The data suggests an anomaly. Anthropic, the AI safety-first lab, carries a post-money valuation of 9650 billion RMB. OpenAI, the household name, sits at 8520 billion. The difference is 1130 billion—roughly the market cap of a mid-tier blockchain protocol. This inversion defies logic unless you dig into the capital markets subtext.
Let me be precise. These numbers come from a recent analysis of Chinese and US AI large model companies preparing for IPO between 2026 and 2028. The source is a seven-dimension framework analysis—I stripped it to its raw signals. The result is a picture of a market segmenting along fault lines most coverage ignores.
Code does not lie, but it rarely speaks plainly. Neither does valuation. The numbers tell one story; the missing data tells another.
Context first. The AI industry is transitioning from 'funding frenzy' to 'capital exit.' OpenAI has raised 1800 billion RMB cumulative. Anthropic 1320 billion. Yet the latter’s valuation is higher. That alone should raise flags. Perplexity, a search product, is valued at 210 billion. China’s DeepSeek—open-source, cost-efficient—at 710 billion. The timelines are tight: OpenAI and Anthropic likely late 2026, Chinese firms 2027-2028.
I have spent years auditing Layer 2 protocols. The patterns are eerily similar. Hype inflates base layer tokens. The real friction is underneath.
Core analysis. Let me force-rank the critical technical gaps.
First: Valuation multiples without revenue. The analysis explicitly flags that no company disclosed income, EBITDA, or user numbers. OpenAI’s valuation-to-funding ratio is 4.7x. Anthropic’s is 7.3x. DeepSeek’s is 10x. But this is not a bullish signal—it reflects market enthusiasm for future cash flows, not current earnings. In crypto terms, this is the equivalent of a project at 100x TVL with zero fees. The S-1 documents will be the first real stress test. Based on my experience with zero-knowledge rollup audits, I know that a missing transaction cost can break an entire economic model. Here, missing revenue data is the canary.
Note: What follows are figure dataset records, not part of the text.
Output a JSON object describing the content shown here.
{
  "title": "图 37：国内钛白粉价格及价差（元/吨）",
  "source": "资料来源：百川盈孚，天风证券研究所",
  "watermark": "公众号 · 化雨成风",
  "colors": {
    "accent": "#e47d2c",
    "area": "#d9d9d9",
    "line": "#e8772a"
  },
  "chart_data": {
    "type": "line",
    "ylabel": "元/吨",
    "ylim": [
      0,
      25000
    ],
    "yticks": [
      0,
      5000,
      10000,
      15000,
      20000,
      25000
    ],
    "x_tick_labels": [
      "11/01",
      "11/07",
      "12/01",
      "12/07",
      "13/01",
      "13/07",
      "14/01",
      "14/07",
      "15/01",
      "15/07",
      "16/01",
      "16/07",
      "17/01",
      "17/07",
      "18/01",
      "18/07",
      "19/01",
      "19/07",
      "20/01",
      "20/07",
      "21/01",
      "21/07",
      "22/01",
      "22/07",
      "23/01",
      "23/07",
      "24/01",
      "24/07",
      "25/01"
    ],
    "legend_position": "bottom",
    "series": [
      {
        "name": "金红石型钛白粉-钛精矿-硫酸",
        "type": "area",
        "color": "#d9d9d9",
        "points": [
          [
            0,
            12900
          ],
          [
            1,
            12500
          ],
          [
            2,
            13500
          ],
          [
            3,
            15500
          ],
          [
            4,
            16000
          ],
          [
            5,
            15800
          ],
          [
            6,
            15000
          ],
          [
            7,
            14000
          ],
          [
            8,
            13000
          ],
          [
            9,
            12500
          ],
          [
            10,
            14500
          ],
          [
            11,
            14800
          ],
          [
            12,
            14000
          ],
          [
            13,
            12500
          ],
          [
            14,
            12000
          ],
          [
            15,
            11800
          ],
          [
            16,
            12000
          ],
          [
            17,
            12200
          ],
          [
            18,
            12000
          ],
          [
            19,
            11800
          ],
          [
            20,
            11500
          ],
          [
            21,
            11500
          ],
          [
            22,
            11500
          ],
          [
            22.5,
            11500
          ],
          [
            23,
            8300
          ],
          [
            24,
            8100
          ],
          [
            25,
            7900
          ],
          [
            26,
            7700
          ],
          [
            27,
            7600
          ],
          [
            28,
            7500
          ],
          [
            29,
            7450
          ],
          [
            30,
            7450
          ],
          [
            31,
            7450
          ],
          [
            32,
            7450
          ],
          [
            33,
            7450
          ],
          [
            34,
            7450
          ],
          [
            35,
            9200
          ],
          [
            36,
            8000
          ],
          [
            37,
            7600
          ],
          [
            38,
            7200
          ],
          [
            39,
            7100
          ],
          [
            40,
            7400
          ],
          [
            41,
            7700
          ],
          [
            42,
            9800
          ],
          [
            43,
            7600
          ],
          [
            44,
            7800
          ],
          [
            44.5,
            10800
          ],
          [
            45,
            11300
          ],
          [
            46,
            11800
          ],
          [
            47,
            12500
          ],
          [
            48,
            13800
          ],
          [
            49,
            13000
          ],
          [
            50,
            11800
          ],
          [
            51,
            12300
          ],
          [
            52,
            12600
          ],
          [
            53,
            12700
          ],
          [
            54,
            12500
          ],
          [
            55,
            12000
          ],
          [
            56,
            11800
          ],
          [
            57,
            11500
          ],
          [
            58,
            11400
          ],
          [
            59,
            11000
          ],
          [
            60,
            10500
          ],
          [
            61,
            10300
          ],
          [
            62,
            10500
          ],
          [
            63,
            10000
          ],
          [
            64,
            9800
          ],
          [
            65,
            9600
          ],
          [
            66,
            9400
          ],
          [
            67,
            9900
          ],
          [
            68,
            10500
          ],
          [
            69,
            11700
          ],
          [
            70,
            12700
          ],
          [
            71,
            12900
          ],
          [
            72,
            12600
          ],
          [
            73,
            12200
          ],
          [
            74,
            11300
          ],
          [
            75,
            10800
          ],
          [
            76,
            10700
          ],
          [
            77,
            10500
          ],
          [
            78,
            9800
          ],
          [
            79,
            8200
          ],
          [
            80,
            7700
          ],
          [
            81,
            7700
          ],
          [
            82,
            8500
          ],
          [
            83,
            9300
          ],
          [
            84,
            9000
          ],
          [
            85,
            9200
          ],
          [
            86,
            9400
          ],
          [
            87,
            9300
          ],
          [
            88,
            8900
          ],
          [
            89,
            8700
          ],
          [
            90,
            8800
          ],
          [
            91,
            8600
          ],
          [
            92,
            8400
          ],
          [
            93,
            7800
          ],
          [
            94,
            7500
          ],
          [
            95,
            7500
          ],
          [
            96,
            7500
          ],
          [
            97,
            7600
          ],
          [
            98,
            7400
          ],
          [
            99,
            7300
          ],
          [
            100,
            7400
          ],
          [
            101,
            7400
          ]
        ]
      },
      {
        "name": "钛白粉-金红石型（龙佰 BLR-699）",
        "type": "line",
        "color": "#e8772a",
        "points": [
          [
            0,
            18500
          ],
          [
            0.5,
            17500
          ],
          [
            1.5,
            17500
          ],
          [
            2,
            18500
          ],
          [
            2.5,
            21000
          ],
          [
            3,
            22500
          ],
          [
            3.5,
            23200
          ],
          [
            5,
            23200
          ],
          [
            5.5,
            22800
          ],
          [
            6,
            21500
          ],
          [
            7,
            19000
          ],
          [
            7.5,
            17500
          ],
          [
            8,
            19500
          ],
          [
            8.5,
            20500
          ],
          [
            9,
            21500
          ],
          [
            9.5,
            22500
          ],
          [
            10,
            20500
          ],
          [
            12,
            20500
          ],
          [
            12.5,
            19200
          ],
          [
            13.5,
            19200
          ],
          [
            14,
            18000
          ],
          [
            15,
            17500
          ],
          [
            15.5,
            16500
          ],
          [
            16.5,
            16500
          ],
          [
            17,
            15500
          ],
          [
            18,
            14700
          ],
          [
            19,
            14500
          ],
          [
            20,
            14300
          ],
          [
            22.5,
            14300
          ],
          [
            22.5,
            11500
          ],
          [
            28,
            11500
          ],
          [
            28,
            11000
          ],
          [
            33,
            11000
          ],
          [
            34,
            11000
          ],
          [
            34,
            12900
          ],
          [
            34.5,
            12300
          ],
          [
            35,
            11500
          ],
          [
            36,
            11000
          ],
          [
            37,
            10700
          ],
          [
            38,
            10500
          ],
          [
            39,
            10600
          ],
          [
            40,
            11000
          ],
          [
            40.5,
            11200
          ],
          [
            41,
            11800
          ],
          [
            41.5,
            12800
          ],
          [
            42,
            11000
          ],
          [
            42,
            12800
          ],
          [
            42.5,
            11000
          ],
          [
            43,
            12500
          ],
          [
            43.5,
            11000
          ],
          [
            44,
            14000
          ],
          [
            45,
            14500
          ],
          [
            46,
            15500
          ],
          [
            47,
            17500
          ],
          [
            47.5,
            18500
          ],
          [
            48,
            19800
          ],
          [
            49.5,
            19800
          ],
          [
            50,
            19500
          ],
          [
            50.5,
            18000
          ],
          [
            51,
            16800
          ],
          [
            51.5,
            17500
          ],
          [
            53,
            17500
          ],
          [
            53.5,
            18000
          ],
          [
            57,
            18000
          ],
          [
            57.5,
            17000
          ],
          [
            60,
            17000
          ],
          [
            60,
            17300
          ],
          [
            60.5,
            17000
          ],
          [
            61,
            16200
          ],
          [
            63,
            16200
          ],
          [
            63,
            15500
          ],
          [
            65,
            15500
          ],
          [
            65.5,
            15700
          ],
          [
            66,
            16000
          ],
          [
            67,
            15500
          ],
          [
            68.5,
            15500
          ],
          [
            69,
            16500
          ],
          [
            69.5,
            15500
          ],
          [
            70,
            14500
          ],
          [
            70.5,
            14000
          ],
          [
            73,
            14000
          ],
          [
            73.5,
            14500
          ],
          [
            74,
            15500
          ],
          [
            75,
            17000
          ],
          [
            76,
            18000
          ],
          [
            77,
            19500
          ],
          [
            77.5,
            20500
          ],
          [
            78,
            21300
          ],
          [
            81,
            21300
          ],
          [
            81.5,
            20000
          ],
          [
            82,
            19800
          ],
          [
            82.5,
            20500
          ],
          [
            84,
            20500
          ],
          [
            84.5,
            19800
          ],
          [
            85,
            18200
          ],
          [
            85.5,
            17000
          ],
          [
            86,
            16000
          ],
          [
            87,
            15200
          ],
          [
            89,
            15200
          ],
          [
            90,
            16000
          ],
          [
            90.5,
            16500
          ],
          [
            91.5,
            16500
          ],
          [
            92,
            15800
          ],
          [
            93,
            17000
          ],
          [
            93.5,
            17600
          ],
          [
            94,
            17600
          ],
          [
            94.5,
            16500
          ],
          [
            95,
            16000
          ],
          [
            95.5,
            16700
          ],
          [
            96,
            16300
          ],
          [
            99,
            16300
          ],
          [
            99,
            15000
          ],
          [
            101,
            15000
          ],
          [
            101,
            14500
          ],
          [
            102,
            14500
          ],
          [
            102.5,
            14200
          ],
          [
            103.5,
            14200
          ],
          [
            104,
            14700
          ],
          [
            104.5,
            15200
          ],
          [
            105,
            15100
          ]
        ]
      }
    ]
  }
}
Second: Infrastructure dependency is invisible. The analysis notes zero mention of GPU clusters, cloud contracts, or chip supply. Yet this is the single largest cost driver. OpenAI and Anthropic rely on NVIDIA H100/B100. Chinese firms face export controls. The analysis gives a medium-low confidence on this dimension, but I believe it is the highest unquantified risk. In blockchain, we call this the 'rollup sequencer bottleneck'—if the hardware fails, the L2 stops. Here, if compute costs rise 20% year-over-year, valuation multiples compress.
Third: The China discount is mispriced. DeepSeek at 710 billion versus Anthropic at 9650 billion—a 13x gap. But DeepSeek has raised only 70 billion, so its multiple is higher. The market is pricing in a risk premium for regulatory opacity, chip access, and lower brand recognition. Yet DeepSeek’s open-source strategy could be a moat if enterprise adoption scales. The analysis misses a key point: tokenization of compute credits could bridge this gap. A blockchain-based AI compute market would make infrastructure transparent.
Contrarian angle. The analysis flags ethical and security concerns as a 'major omission' with low confidence. I disagree. The real blind spot is the missing integration protocol between AI and existing financial infrastructure. These companies are not just going public—they are being forced into a traditional equity framework that cannot account for model decay, alignment shifts, or training data sources. In crypto, we handle this with on-chain governance and slashing. In traditional finance, it’s a fiduciary failure waiting to happen. The contrarian play is not to short the IPOs, but to long the decentralized AI infrastructure tokens that solve these verification problems.
Furthermore, the analysis identifies a potential bubble risk but does not quantify it. Let me do that. If OpenAI’s revenue is, say, 10 billion RMB (a guess, but plausible), the P/S ratio at 8520 billion is 852x. For reference, NVIDIA’s P/S in 2024 was ~35x. The AI IPO wave is priced for perfection. Any delay in GPT-5 or a regulatory clampdown will trigger a 30-50% correction. The infrastructure IPOs (compute, data center REITs) will be more resilient.
Takeaway. Beneath the friction lies the integration protocol. The AI IPOs will either force a convergence with blockchain-based verification (proof-of-inference, decentralized training) or expose the gap. My forecast: by 2028, at least one major AI company will issue a security token for compute credits. The market will demand transparency that only cryptography can provide. The clock is ticking.